Coppa Italia can spark Milan's season but Mihajlovic stands in their way
Coach Vincenzo Montella has made no secret of his desire to deliver the Coppa Italia to AC Milan this season, as he prepares to host Torino in the round of 16 at the San Siro on Thursday night. The tie pits the Rossoneri against former coach Sinisa Mihajlovic, and it promises to be anything but a straightforward encounter.
"We care about the Coppa Italia, it's one of our objectives for this season," the Italian tactician told Sport Mediaset. An extended cup run to coincide with a push for a top three finish in Serie A would certainly be a positive start for him at the helm.
Milan fell agonisingly short last season as they suffered defeat in the final to Juventus, and with the Scudetto out of their reach again this season, the Coppa represents the most realistic opportunity of more silverware.
In turn, it's only right that Montella gives it the importance that it deserves, as he must aim to make winning a habit at the club again having got the ball rolling with the SuperCoppa Italiana success in December.
It's refreshing that Montella is expected to put out a strong lineup as he acknowledged that Torino will pose many threats to his side.
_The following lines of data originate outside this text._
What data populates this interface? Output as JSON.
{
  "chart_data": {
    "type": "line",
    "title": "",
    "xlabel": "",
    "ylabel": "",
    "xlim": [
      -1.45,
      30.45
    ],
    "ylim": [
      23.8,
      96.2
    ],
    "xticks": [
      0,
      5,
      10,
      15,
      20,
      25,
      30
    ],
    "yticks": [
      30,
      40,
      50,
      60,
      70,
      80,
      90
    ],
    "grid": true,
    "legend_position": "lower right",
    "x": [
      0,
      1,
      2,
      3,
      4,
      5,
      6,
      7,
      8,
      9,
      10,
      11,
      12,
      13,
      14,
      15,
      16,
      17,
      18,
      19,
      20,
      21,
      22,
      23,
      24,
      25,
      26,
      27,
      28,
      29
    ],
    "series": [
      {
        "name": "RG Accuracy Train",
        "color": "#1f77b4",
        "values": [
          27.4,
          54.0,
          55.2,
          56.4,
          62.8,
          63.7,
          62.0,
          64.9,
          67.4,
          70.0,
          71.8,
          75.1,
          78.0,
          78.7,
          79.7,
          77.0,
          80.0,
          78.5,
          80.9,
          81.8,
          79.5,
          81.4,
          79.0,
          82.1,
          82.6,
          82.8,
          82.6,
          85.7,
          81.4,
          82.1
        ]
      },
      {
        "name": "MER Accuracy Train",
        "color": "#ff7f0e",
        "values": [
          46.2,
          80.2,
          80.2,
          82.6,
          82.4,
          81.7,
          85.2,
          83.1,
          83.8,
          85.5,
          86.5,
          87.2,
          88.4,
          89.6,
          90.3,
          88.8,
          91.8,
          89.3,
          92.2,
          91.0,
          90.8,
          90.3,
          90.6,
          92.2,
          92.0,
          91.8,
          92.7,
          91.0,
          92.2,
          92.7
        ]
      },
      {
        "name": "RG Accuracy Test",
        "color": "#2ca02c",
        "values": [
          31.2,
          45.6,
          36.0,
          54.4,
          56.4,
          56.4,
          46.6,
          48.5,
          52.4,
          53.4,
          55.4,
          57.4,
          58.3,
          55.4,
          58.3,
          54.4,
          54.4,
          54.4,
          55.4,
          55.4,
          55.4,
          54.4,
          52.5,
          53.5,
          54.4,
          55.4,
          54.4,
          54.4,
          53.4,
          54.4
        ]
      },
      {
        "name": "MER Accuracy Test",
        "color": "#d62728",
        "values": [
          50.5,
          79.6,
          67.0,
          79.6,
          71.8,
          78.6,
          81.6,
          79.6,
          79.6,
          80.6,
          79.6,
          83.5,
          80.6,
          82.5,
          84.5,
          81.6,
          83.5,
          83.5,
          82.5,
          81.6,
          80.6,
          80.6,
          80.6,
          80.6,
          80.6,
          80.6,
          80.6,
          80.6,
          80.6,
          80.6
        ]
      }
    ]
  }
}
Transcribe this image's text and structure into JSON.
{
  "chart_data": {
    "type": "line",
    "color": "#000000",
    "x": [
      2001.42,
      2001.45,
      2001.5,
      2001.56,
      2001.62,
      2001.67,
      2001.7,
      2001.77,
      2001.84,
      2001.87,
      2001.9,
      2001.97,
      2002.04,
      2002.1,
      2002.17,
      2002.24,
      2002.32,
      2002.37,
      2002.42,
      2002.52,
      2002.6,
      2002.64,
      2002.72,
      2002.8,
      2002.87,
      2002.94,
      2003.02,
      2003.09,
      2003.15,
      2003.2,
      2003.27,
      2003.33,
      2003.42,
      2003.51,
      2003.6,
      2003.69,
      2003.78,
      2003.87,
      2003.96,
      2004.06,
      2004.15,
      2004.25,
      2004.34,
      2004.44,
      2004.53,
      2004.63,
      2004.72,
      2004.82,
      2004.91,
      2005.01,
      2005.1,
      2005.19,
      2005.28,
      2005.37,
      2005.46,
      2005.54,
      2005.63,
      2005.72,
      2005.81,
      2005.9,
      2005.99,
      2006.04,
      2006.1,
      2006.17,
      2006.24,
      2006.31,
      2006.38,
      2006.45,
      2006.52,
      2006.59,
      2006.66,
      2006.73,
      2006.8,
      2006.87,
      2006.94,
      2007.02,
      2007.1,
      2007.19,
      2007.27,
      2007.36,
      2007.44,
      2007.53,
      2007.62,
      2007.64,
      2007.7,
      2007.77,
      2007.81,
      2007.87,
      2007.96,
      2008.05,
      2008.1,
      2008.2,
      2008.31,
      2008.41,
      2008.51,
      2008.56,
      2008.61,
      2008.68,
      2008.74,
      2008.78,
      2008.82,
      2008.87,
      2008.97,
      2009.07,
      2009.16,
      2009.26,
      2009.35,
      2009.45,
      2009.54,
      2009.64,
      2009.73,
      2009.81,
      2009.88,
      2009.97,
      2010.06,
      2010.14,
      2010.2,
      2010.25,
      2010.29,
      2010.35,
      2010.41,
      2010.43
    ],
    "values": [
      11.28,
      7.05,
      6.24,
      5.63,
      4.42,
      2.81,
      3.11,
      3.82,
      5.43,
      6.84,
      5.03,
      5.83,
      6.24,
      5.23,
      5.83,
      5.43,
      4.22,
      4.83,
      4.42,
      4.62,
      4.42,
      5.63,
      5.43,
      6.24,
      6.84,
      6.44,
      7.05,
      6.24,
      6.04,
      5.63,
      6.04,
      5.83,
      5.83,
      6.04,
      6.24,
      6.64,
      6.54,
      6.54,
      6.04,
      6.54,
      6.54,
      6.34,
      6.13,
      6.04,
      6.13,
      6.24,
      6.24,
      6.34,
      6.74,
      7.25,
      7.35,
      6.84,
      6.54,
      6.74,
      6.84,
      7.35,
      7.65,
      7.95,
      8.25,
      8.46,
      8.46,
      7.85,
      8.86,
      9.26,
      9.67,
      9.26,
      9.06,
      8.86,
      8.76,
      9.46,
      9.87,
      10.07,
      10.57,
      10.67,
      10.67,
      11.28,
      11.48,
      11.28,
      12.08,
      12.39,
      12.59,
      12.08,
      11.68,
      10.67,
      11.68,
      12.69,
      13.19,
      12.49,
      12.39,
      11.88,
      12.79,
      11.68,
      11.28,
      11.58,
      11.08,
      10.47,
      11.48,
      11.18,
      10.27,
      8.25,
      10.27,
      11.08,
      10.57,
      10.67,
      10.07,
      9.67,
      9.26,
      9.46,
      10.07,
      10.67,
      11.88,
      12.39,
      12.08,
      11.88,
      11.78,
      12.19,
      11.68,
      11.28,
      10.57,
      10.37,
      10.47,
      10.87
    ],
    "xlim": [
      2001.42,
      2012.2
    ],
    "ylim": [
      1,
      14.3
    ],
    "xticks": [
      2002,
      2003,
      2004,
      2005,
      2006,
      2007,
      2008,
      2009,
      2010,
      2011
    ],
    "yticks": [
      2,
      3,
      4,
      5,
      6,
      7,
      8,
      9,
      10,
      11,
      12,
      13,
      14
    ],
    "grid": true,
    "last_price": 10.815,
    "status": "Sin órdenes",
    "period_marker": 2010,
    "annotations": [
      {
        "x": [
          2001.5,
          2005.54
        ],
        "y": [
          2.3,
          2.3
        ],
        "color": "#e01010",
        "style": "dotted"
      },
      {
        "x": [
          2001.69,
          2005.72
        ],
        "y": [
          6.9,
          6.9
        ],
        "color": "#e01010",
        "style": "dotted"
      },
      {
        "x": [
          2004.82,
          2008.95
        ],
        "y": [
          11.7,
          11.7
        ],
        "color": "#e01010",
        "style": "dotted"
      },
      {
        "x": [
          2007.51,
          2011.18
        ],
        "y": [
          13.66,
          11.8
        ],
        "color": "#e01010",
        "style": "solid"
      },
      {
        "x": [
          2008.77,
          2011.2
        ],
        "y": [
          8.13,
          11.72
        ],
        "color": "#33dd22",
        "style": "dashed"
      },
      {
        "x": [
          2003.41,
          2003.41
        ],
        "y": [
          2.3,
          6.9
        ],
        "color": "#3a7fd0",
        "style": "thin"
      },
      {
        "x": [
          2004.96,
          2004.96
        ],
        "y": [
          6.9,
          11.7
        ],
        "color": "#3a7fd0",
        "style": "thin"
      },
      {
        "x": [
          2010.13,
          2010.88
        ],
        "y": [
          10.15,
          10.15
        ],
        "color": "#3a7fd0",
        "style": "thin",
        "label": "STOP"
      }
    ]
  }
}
In turn, it's hoped that the Rossoneri can build some momentum and put a run together as they will also face their Turin rivals in Serie A on Monday night.
While Milan have made a solid start under their current boss, the man they face on Thursday deserves plenty of credit for the position that they are currently in.
Having already crossed paths in the first game of the season, which saw Milan run out 3-2 winners in Serie A on Aug. 21 thanks to a Carlos Bacca hat trick and a dramatic late penalty save from Gianluigi Donnarumma, it will undoubtedly bring unique emotions for the Serbian coach.
In the weeks leading up to Massimiliano Allegri's sacking in January 2014 to the merry-go-round that followed with Clarence Seedorf and Filippo Inzaghi both being given an opportunity to coach Milan, the club lacked solidity and personality.
Admittedly, it would have been difficult for any coach given the drastic changes in the squad and distinct lack of quality, but there was a vulnerability about the team that was regularly exposed and ultimately led to disappointing results.
Mihajlovic arrived for the 2015-16 season, and although he didn't survive until the end of the campaign, his work should be commended as Milan were given an identity and a path towards rebuilding and overcoming their long-term issues.
Further, it could be argued that he set the tone for a new strategy by bringing Donnarumma into the starting lineup, helping to inspire the likes of Manuel Locatelli and Davide Calabria to follow suit.
After his dismissal, Christian Brocchi lasted just a few games before another change was made, and finally it seems as though the club can now settle with Montella and build towards a successful future.
Looking back to the prematch news conference prior to their meeting at the start of the season, Montella even praised Mihajlovic for what he had done the previous year and it has helped him start his tenure the way he has.
Now, the objective is to continue to build on those foundations but also continue to stamp his style and personality on the team, with a combination of the two delivering positive results thus far.
Montella is expected to field a strong side, but Thursday's outing undoubtedly gives him an opportunity to see what his fringe players can offer too.
If there is one criticism of this Milan squad, then it is that it lacks depth to sustain positive results across an entire season, something that won't be fixed until the takeover of the club is completed.
The likes of Gustavo Gomez, Jose Sosa and Andrea Bertolacci could all see significant minutes, and it will be a real test for them to prove that they can provide Montella with selection headaches moving forward.
While some may disagree over the level of influence Mihajlovic had, others will argue that he played an integral role in getting Milan where they are today.
By no means are they the finished article, far from it. However, this team is harder to beat, more tactically disciplined and concentrate for the full 90 minutes.
It's no coincidence that these were principles that Mihajlovic preached when he arrived at the San Siro, and it's serving the club well now as they look to plot the downfall of his new charges in two games over the space of five days.